Clwyd insists that corroboration of the shredder story came three months after her first Times article, when she was shown a dossier by a reporter from Fox TV. On 18 June, Clwyd wrote a second article for the Times, describing a ‘chillingly meticulous record book’ from Saddam’s notorious Abu Ghraib prison, which described one of the methods of execution as ‘mincing’. Can she say who compiled this book? ‘No, I can’t.’ Where is it now? ‘I don’t know.’ What was the name of the Fox reporter who showed it to her? ‘I have no idea.’ Did Clwyd read the entire thing? ‘No! It was in Arabic! I only saw it briefly.’ Curiously, there is no mention of the book or of ‘mincing’ as a method of execution on the Fox News website. Robert Zimmerman, a spokesman for Fox News in New York, tells me: ‘That story does not ring a bell with our foreign editor here, and it is something you expect would ring a bell. It sounds like something we would have gone to town with, in terms of promotion and PR.’

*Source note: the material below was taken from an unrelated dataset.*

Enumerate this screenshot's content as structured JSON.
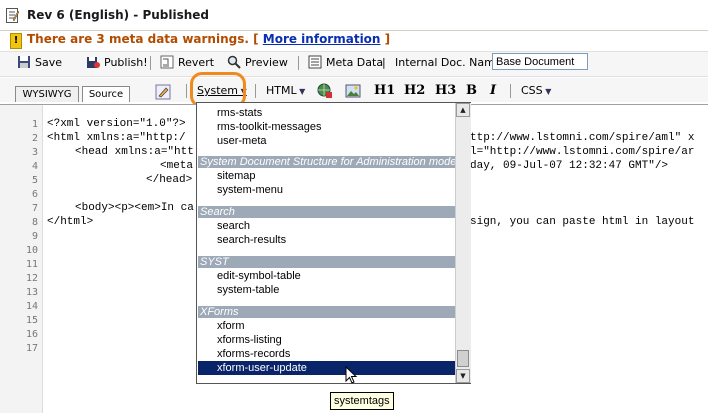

And there you have the long and short of the available evidence for a human-shredding machine — an uncorroborated statement made by an individual in northern Iraq, hearsay comments made by someone widely suspected of being a ‘bullshitter’ (who, like the Australian Prime Minister, made his comments about the shredder shortly after Clwyd first wrote of it in the Times), and a record book, in Arabic, that mentions ‘mincing’ but whose whereabouts are presently unknown. Other groups have no recorded accounts of a human shredder. A spokesman at Amnesty International tells me that his inquiries into the shredder story ‘drew a blank’. ‘We checked it with our people here, and we have no information about a shredder.’ Widney Brown, deputy programme director of Human Rights Watch, says: ‘We don’t know anything about a shredder, and have not heard of that particular form of execution or torture.’

It remains to be seen whether this uncorroborated story turns out to be nothing more than war propaganda — like the stories on the eve of the first Gulf war of Iraqi soldiers in Kuwait taking babies from incubators and leaving them to die on hospital floors. What can be said, however, is that the alleged shredder provided those in favour of the war — by no means an overwhelming majority in Britain last March — with a useful propaganda tool. The headline on Ann Clwyd’s 18 March story in the Times was: ‘See men shredded, then say you don’t back war’.